"Brother, are you crazy?"
Daki Napata says he hears that question a lot these days. People can't believe that he would want to open a new church at Gold and Division streets in West Baltimore.
"It's a dangerous area, all right," Napata admits. "It's practically an open-air drug market. But that's where there's need for community, affirmation, interaction, regeneration. When people want to know if I'm crazy, I just tell them, 'If God is for us, who can be against us?' "
A local activist for social, racial and peace issues and an assistant to the Rev. Vernon Dobson at Union Baptist Church, Napata will lead inaugural services at 11 a.m. and 3 p.m. Sunday at the church he has dubbed Minister Malcolm X New African Baptist Church.
In addition to being a mouthful to say, the name of the new church reflects important influences on Napata and the black community in general, he explains.
"You take the Islam of Malcolm, the self-awareness of people involved in New Africanism and the deep roots of the Baptist church, and you find a common thread running through all of it," says Napata, 39. "That thread is the way God can use anybody for good. There's unity in the fact that Malcolm's father was a Baptist minister. And there's unity in how all these traditions have concern for the outsider. To me, that is the best of faith."
Napata, a native of Norfolk, Va., says he first had the notion to start a church about two years ago, when he walked from Baltimore to Washington to call attention to the plight of the then-imprisoned South African leader Nelson Mandela.
"During that whole journey, I was on a spiritual high," he says. "I heard an inner voice from the creator. I just got this showering down of energy. I'd describe it as a mystical experience."
But not until recent months did Napata start the concrete work leading up to Sunday's opening of the church. Services will be held at a meeting hall/artist's studio owned by a friend of Napata's, at 2149 Division St.

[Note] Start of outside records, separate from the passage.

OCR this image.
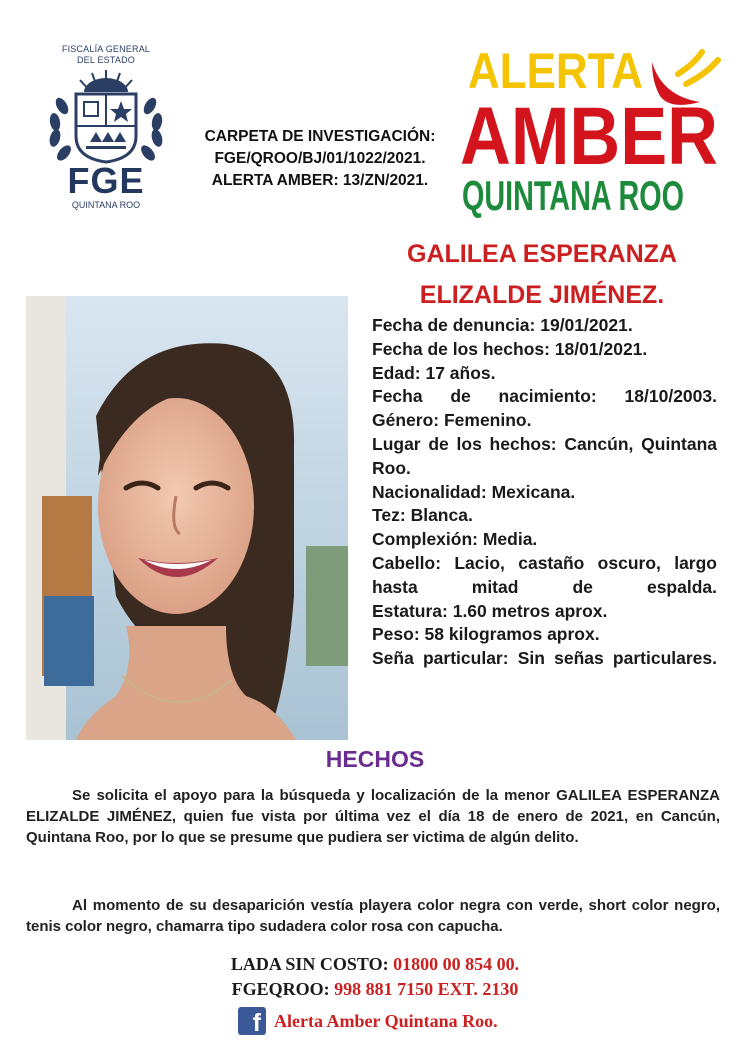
FISCALÍA GENERAL
DEL ESTADO
FGE
QUINTANA ROO
CARPETA DE INVESTIGACIÓN:
FGE/QROO/BJ/01/1022/2021.
ALERTA AMBER: 13/ZN/2021.
ALERTA
AMBER
QUINTANA ROO
GALILEA ESPERANZA
ELIZALDE JIMÉNEZ.

Fecha de denuncia: 19/01/2021.

Fecha de los hechos: 18/01/2021.

Edad: 17 años.

Fecha de nacimiento: 18/10/2003.

Género: Femenino.

Lugar de los hechos: Cancún, Quintana Roo.

Nacionalidad: Mexicana.

Tez: Blanca.

Complexión: Media.

Cabello: Lacio, castaño oscuro, largo hasta mitad de espalda.

Estatura: 1.60 metros aprox.

Peso: 58 kilogramos aprox.

Seña particular: Sin señas particulares.

HECHOS
Se solicita el apoyo para la búsqueda y localización de la menor GALILEA ESPERANZA ELIZALDE JIMÉNEZ, quien fue vista por última vez el día 18 de enero de 2021, en Cancún, Quintana Roo, por lo que se presume que pudiera ser victima de algún delito.
Al momento de su desaparición vestía playera color negra con verde, short color negro, tenis color negro, chamarra tipo sudadera color rosa con capucha.
LADA SIN COSTO: 01800 00 854 00.
FGEQROO: 998 881 7150 EXT. 2130
f Alerta Amber Quintana Roo.
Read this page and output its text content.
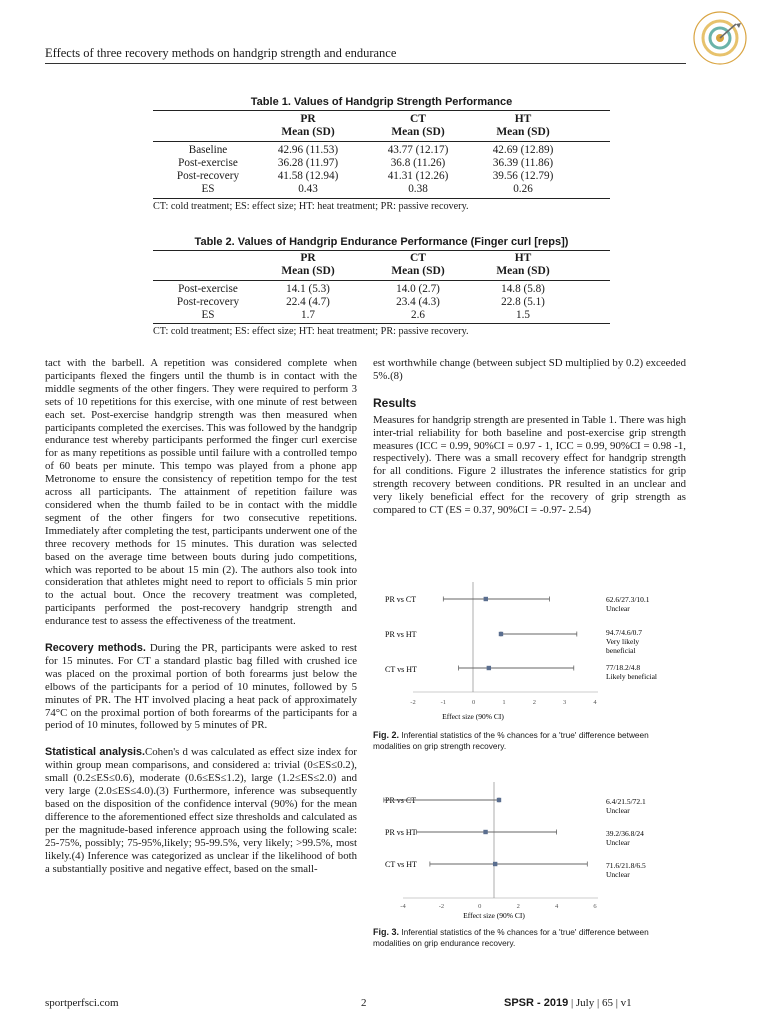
Effects of three recovery methods on handgrip strength and endurance
Table 1. Values of Handgrip Strength Performance
PR
Mean (SD)
CT
Mean (SD)
HT
Mean (SD)
Baseline	42.96 (11.53)	43.77 (12.17)	42.69 (12.89)
Post-exercise	36.28 (11.97)	36.8 (11.26)	36.39 (11.86)
Post-recovery	41.58 (12.94)	41.31 (12.26)	39.56 (12.79)
ES	0.43	0.38	0.26
CT: cold treatment; ES: effect size; HT: heat treatment; PR: passive recovery.
Table 2. Values of Handgrip Endurance Performance (Finger curl [reps])
PR
Mean (SD)
CT
Mean (SD)
HT
Mean (SD)
Post-exercise	14.1 (5.3)	14.0 (2.7)	14.8 (5.8)
Post-recovery	22.4 (4.7)	23.4 (4.3)	22.8 (5.1)
ES	1.7	2.6	1.5
CT: cold treatment; ES: effect size; HT: heat treatment; PR: passive recovery.

tact with the barbell. A repetition was considered complete when participants flexed the fingers until the thumb is in contact with the middle segments of the other fingers. They were required to perform 3 sets of 10 repetitions for this exercise, with one minute of rest between each set. Post-exercise handgrip strength was then measured when participants completed the exercises. This was followed by the handgrip endurance test whereby participants performed the finger curl exercise for as many repetitions as possible until failure with a controlled tempo of 60 beats per minute. This tempo was played from a phone app Metronome to ensure the consistency of repetition tempo for the test across all participants. The attainment of repetition failure was considered when the thumb failed to be in contact with the middle segment of the other fingers for two consecutive repetitions. Immediately after completing the test, participants underwent one of the three recovery methods for 15 minutes. This duration was selected based on the average time between bouts during judo competitions, which was reported to be about 15 min (2). The authors also took into consideration that athletes might need to report to officials 5 min prior to the actual bout. Once the recovery treatment was completed, participants performed the post-recovery handgrip strength and endurance test to assess the effectiveness of the treatment.

Recovery methods. During the PR, participants were asked to rest for 15 minutes. For CT a standard plastic bag filled with crushed ice was placed on the proximal portion of both forearms just below the elbows of the participants for a period of 10 minutes, followed by 5 minutes of PR. The HT involved placing a heat pack of approximately 74°C on the proximal portion of both forearms of the participants for a period of 10 minutes, followed by 5 minutes of PR.

Statistical analysis.Cohen's d was calculated as effect size index for within group mean comparisons, and considered a: trivial (0≤ES≤0.2), small (0.2≤ES≤0.6), moderate (0.6≤ES≤1.2), large (1.2≤ES≤2.0) and very large (2.0≤ES≤4.0).(3) Furthermore, inference was subsequently based on the disposition of the confidence interval (90%) for the mean difference to the aforementioned effect size thresholds and calculated as per the magnitude-based inference approach using the following scale: 25-75%, possibly; 75-95%,likely; 95-99.5%, very likely; >99.5%, most likely.(4) Inference was categorized as unclear if the likelihood of both a substantially positive and negative effect, based on the small-

est worthwhile change (between subject SD multiplied by 0.2) exceeded 5%.(8)

Results

Measures for handgrip strength are presented in Table 1. There was high inter-trial reliability for both baseline and post-exercise grip strength measures (ICC = 0.99, 90%CI = 0.97 - 1, ICC = 0.99, 90%CI = 0.98 -1, respectively). There was a small recovery effect for handgrip strength for all conditions. Figure 2 illustrates the inference statistics for grip strength recovery between conditions. PR resulted in an unclear and very likely beneficial effect for the recovery of grip strength as compared to CT (ES = 0.37, 90%CI = -0.97- 2.54)

-2	-1	0	1	2	3	4
PR vs CT
PR vs HT
CT vs HT
62.6/27.3/10.1
Unclear
94.7/4.6/0.7
Very likely
beneficial
77/18.2/4.8
Likely beneficial
Effect size (90% CI)
Fig. 2. Inferential statistics of the % chances for a 'true' difference between modalities on grip strength recovery.
-4	-2	0	2	4	6
PR vs CT
PR vs HT
CT vs HT
6.4/21.5/72.1
Unclear
39.2/36.8/24
Unclear
71.6/21.8/6.5
Unclear
Effect size (90% CI)
Fig. 3. Inferential statistics of the % chances for a 'true' difference between modalities on grip endurance recovery.
sportperfsci.com	2	SPSR - 2019 | July | 65 | v1
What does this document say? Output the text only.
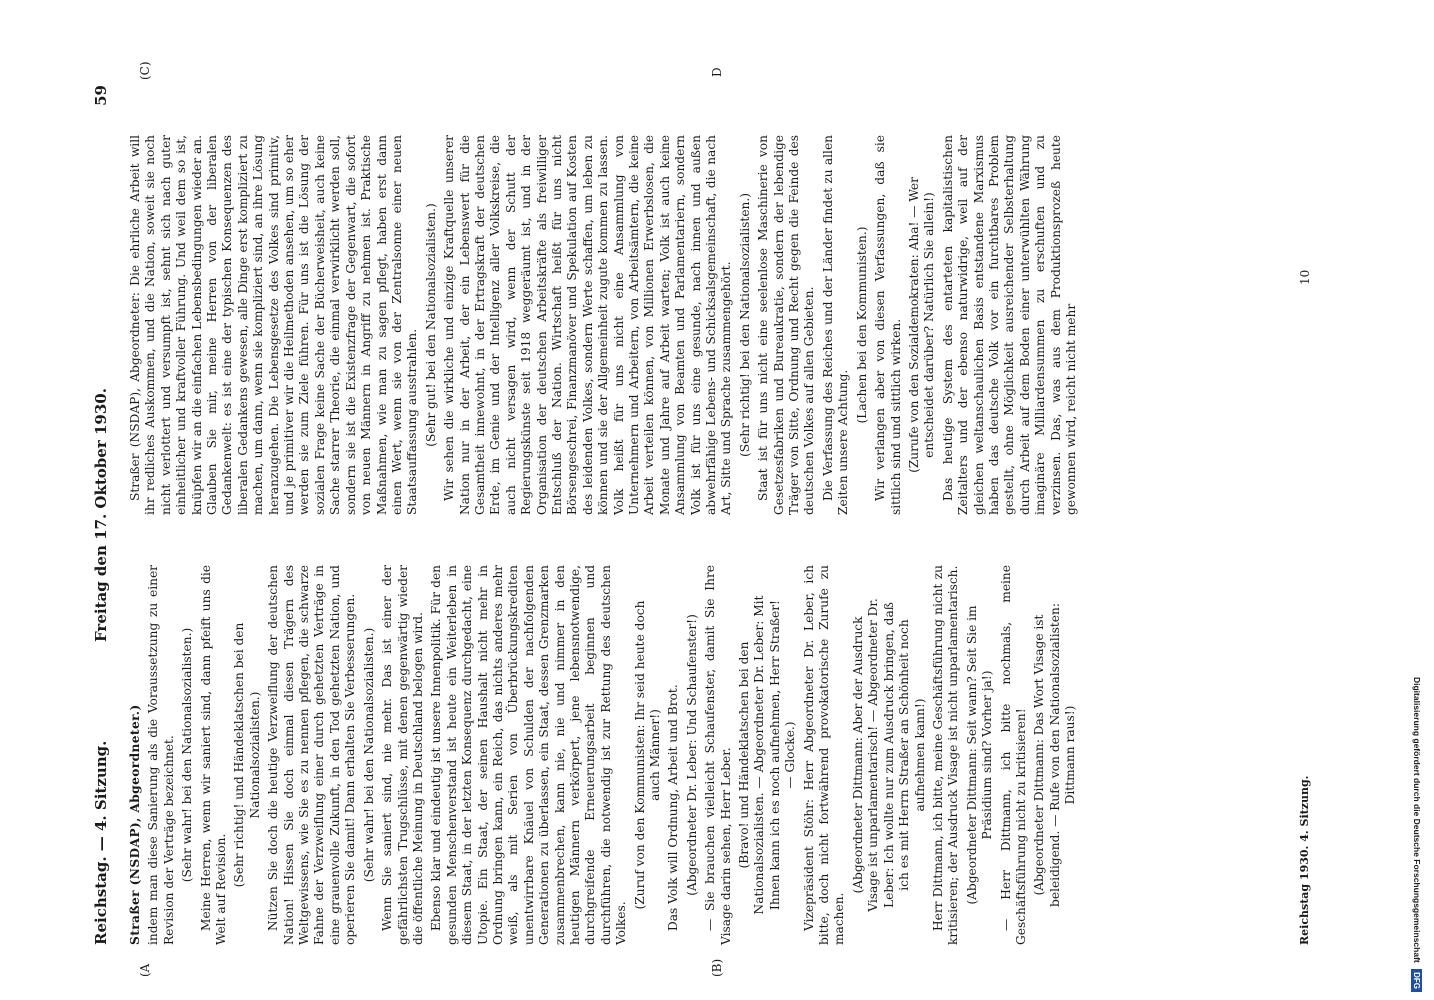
Reichstag. — 4. Sitzung.
Freitag den 17. Oktober 1930.
59
(A	(B)
(C)	D

Straßer (NSDAP), Abgeordneter.) indem man diese Sanierung als die Voraussetzung zu einer Revision der Verträge bezeichnet. (Sehr wahr! bei den Nationalsozialisten.) Meine Herren, wenn wir saniert sind, dann pfeift uns die Welt auf Revision.

(Sehr richtig! und Händeklatschen bei den Nationalsozialisten.) Nützen Sie doch die heutige Verzweiflung der deutschen Nation! Hissen Sie doch einmal diesen Trägern des Weltgewissens, wie Sie es zu nennen pflegen, die schwarze Fahne der Verzweiflung einer durch gehetzten Verträge in eine grauenvolle Zukunft, in den Tod gehetzten Nation, und operieren Sie damit! Dann erhalten Sie Verbesserungen. (Sehr wahr! bei den Nationalsozialisten.) Wenn Sie saniert sind, nie mehr. Das ist einer der gefährlichsten Trugschlüsse, mit denen gegenwärtig wieder die öffentliche Meinung in Deutschland belogen wird. Ebenso klar und eindeutig ist unsere Innenpolitik. Für den gesunden Menschenverstand ist heute ein Weiterleben in diesem Staat, in der letzten Konsequenz durchgedacht, eine Utopie. Ein Staat, der seinen Haushalt nicht mehr in Ordnung bringen kann, ein Reich, das nichts anderes mehr weiß, als mit Serien von Überbrückungskrediten unentwirrbare Knäuel von Schulden der nachfolgenden Generationen zu überlassen, ein Staat, dessen Grenzmarken zusammenbrechen, kann nie, nie und nimmer in den heutigen Männern verkörpert, jene lebensnotwendige, durchgreifende Erneuerungsarbeit beginnen und durchführen, die notwendig ist zur Rettung des deutschen Volkes.

(Zuruf von den Kommunisten: Ihr seid heute doch auch Männer!) Das Volk will Ordnung, Arbeit und Brot. (Abgeordneter Dr. Leber: Und Schaufenster!) — Sie brauchen vielleicht Schaufenster, damit Sie Ihre Visage darin sehen, Herr Leber. (Bravo! und Händeklatschen bei den Nationalsozialisten. — Abgeordneter Dr. Leber: Mit Ihnen kann ich es noch aufnehmen, Herr Straßer! — Glocke.) Vizepräsident Stöhr: Herr Abgeordneter Dr. Leber, ich bitte, doch nicht fortwährend provokatorische Zurufe zu machen.

(Abgeordneter Dittmann: Aber der Ausdruck Visage ist unparlamentarisch! — Abgeordneter Dr. Leber: Ich wollte nur zum Ausdruck bringen, daß ich es mit Herrn Straßer an Schönheit noch aufnehmen kann!) Herr Dittmann, ich bitte, meine Geschäftsführung nicht zu kritisieren; der Ausdruck Visage ist nicht unparlamentarisch. (Abgeordneter Dittmann: Seit wann? Seit Sie im Präsidium sind? Vorher ja!) — Herr Dittmann, ich bitte nochmals, meine Geschäftsführung nicht zu kritisieren! (Abgeordneter Dittmann: Das Wort Visage ist beleidigend. — Rufe von den Nationalsozialisten: Dittmann raus!)

Straßer (NSDAP), Abgeordneter: Die ehrliche Arbeit will ihr redliches Auskommen, und die Nation, soweit sie noch nicht verlottert und versumpft ist, sehnt sich nach guter einheitlicher und kraftvoller Führung. Und weil dem so ist, knüpfen wir an die einfachen Lebensbedingungen wieder an. Glauben Sie mir, meine Herren von der liberalen Gedankenwelt: es ist eine der typischen Konsequenzen des liberalen Gedankens gewesen, alle Dinge erst kompliziert zu machen, um dann, wenn sie kompliziert sind, an ihre Lösung heranzugehen. Die Lebensgesetze des Volkes sind primitiv, und je primitiver wir die Heilmethoden ansehen, um so eher werden sie zum Ziele führen. Für uns ist die Lösung der sozialen Frage keine Sache der Bücherweisheit, auch keine Sache starrer Theorie, die einmal verwirklicht werden soll, sondern sie ist die Existenzfrage der Gegenwart, die sofort von neuen Männern in Angriff zu nehmen ist. Praktische Maßnahmen, wie man zu sagen pflegt, haben erst dann einen Wert, wenn sie von der Zentralsonne einer neuen Staatsauffassung ausstrahlen. (Sehr gut! bei den Nationalsozialisten.) Wir sehen die wirkliche und einzige Kraftquelle unserer Nation nur in der Arbeit, der ein Lebenswert für die Gesamtheit innewohnt, in der Ertragskraft der deutschen Erde, im Genie und der Intelligenz aller Volkskreise, die auch nicht versagen wird, wenn der Schutt der Regierungskünste seit 1918 weggeräumt ist, und in der Organisation der deutschen Arbeitskräfte als freiwilliger Entschluß der Nation. Wirtschaft heißt für uns nicht Börsengeschrei, Finanzmanöver und Spekulation auf Kosten des leidenden Volkes, sondern Werte schaffen, um leben zu können und sie der Allgemeinheit zugute kommen zu lassen. Volk heißt für uns nicht eine Ansammlung von Unternehmern und Arbeitern, von Arbeitsämtern, die keine Arbeit verteilen können, von Millionen Erwerbslosen, die Monate und Jahre auf Arbeit warten; Volk ist auch keine Ansammlung von Beamten und Parlamentariern, sondern Volk ist für uns eine gesunde, nach innen und außen abwehrfähige Lebens- und Schicksalsgemeinschaft, die nach Art, Sitte und Sprache zusammengehört. (Sehr richtig! bei den Nationalsozialisten.) Staat ist für uns nicht eine seelenlose Maschinerie von Gesetzesfabriken und Bureaukratie, sondern der lebendige Träger von Sitte, Ordnung und Recht gegen die Feinde des deutschen Volkes auf allen Gebieten. Die Verfassung des Reiches und der Länder findet zu allen Zeiten unsere Achtung.

(Lachen bei den Kommunisten.) Wir verlangen aber von diesen Verfassungen, daß sie sittlich sind und sittlich wirken. (Zurufe von den Sozialdemokraten: Aha! — Wer entscheidet darüber? Natürlich Sie allein!) Das heutige System des entarteten kapitalistischen Zeitalters und der ebenso naturwidrige, weil auf der gleichen weltanschaulichen Basis entstandene Marxismus haben das deutsche Volk vor ein furchtbares Problem gestellt, ohne Möglichkeit ausreichender Selbsterhaltung durch Arbeit auf dem Boden einer unterwühlten Währung imaginäre Milliardensummen zu erschuften und zu verzinsen. Das, was aus dem Produktionsprozeß heute gewonnen wird, reicht nicht mehr

Reichstag 1930. 4. Sitzung.
10
Digitalisierung gefördert durch die Deutsche Forschungsgemeinschaft DFG
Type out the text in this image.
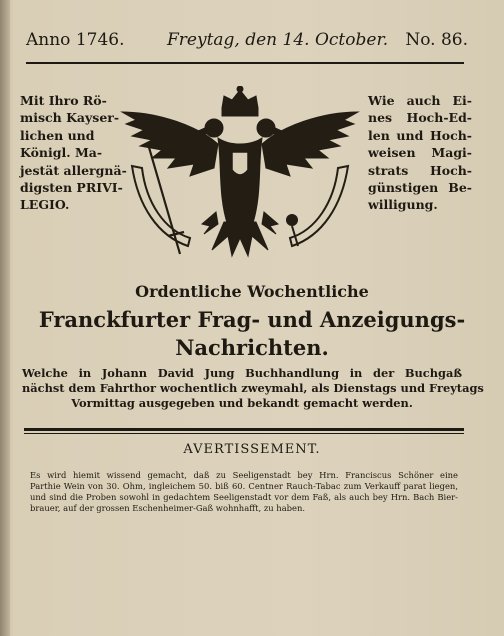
Anno 1746.	Freytag, den 14. October. No. 86.
Mit Ihro Rö-
misch Kayser-
lichen und
Königl. Ma-
jestät allergnä-
digsten PRIVI-
LEGIO.
Wie auch Ei-
nes Hoch-Ed-
len und Hoch-
weisen Magi-
strats Hoch-
günstigen Be-
willigung.
Ordentliche Wochentliche
Franckfurter Frag- und Anzeigungs-
Nachrichten.
Welche in Johann David Jung Buchhandlung in der Buchgaß
nächst dem Fahrthor wochentlich zweymahl, als Dienstags und Freytags
Vormittag ausgegeben und bekandt gemacht werden.
AVERTISSEMENT.
Es wird hiemit wissend gemacht, daß zu Seeligenstadt bey Hrn. Franciscus Schöner eine
Parthie Wein von 30. Ohm, ingleichem 50. biß 60. Centner Rauch-Tabac zum Verkauff parat liegen,
und sind die Proben sowohl in gedachtem Seeligenstadt vor dem Faß, als auch bey Hrn. Bach Bier-
brauer, auf der grossen Eschenheimer-Gaß wohnhafft, zu haben.
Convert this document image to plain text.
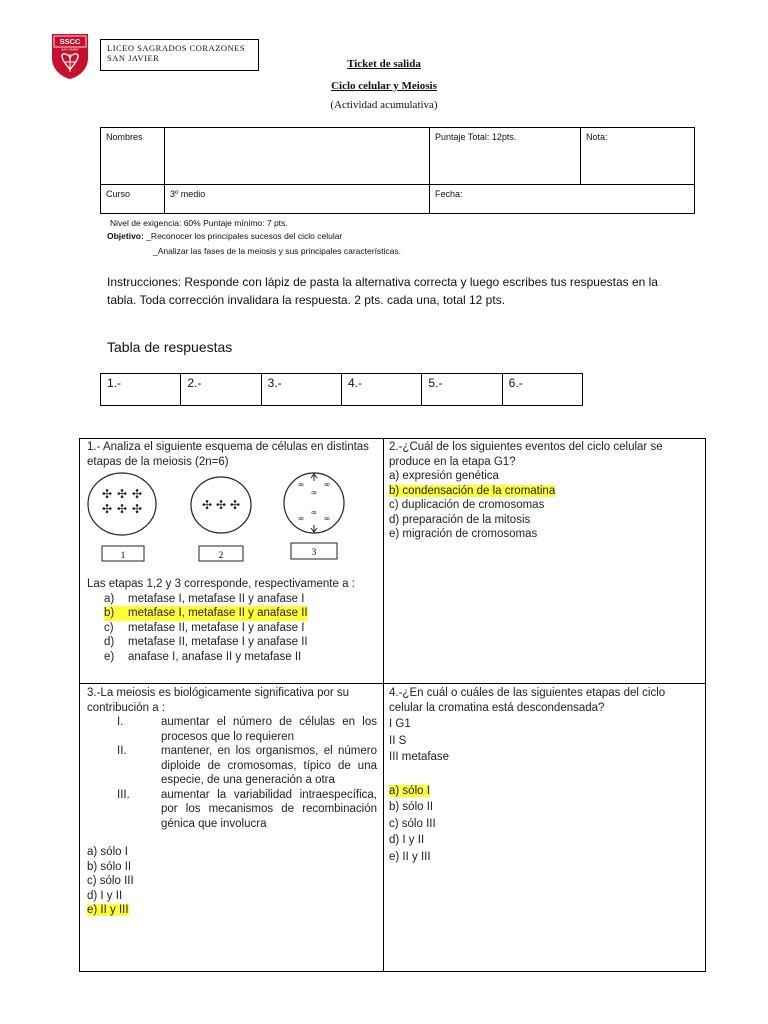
SSCC
SAN JAVIER	LICEO SAGRADOS CORAZONES
SAN JAVIER	Ticket de salida
Ciclo celular y Meiosis
(Actividad acumulativa)
Nombres		Puntaje Total: 12pts.	Nota:
Curso	3º medio	Fecha:	
Nivel de exigencia: 60% Puntaje mínimo: 7 pts.
Objetivo: _Reconocer los principales sucesos del ciclo celular
_Analizar las fases de la meiosis y sus principales características.
Instrucciones: Responde con lápiz de pasta la alternativa correcta y luego escribes tus respuestas en la tabla. Toda corrección invalidara la respuesta. 2 pts. cada una, total 12 pts.
Tabla de respuestas
1.-	2.-	3.-	4.-	5.-	6.-
1.- Analiza el siguiente esquema de células en distintas etapas de la meiosis (2n=6)
✣ ✣ ✣
✣ ✣ ✣
1
✣ ✣ ✣
2
∞ ∞
∞
∞ ∞
∞
3
Las etapas 1,2 y 3 corresponde, respectivamente a :
a)	metafase I, metafase II y anafase I
b)	metafase I, metafase II y anafase II
c)	metafase II, metafase I y anafase I
d)	metafase II, metafase I y anafase II
e)	anafase I, anafase II y metafase II
2.-¿Cuál de los siguientes eventos del ciclo celular se produce en la etapa G1?
a) expresión genética
b) condensación de la cromatina
c) duplicación de cromosomas
d) preparación de la mitosis
e) migración de cromosomas
3.-La meiosis es biológicamente significativa por su contribución a :
I.	aumentar el número de células en los procesos que lo requieren
II.	mantener, en los organismos, el número diploide de cromosomas, típico de una especie, de una generación a otra
III.	aumentar la variabilidad intraespecífica, por los mecanismos de recombinación génica que involucra
a) sólo I
b) sólo II
c) sólo III
d) I y II
e) II y III
4.-¿En cuál o cuáles de las siguientes etapas del ciclo celular la cromatina está descondensada?
I G1
II S
III metafase
a) sólo I
b) sólo II
c) sólo III
d) I y II
e) II y III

"As I get older and reflect on life and death, and lately as I walk all over the city, I see that pain is so evident," he says. "You see more evidence of homelessness, poverty, drug abuse, alcohol abuse. It's painful to see, and seeing it made me move faster to start up this church."
Napata is not an ordained minister, but he says there are other ways a person can be "authorized" to lead a congregation. He cites his work with various outreach ministries at Union Baptist, his years as a community activist and his experience counseling U.S. soldiers in Vietnam during the early 1970s for problems ranging from drug addiction to "Dear John" letters.
In all his work, he says, he has tried to generate "a sense of community." That's why, when asked if the world really needs another church, he answers, "I'm not looking at this so much as the old idea of 'church,' but as the idea of community. I always think of church as community. Church is more than ritual and doctrine; it's interaction."
The new church will be officially dedicated at the 3 p.m. service on Sunday. Among those expected to be on hand to lend their moral support and blessing are Dobson; the Rev. Frank Ellis Drumwright Jr., the director of a campus ministry at Morgan State University; Napata's wife, Deena, and their three children; his mother, Louise Ford; and his sister, Idame McCormick, a minister at Hemingway Temple African Methodist Episcopal in Cherry Hill.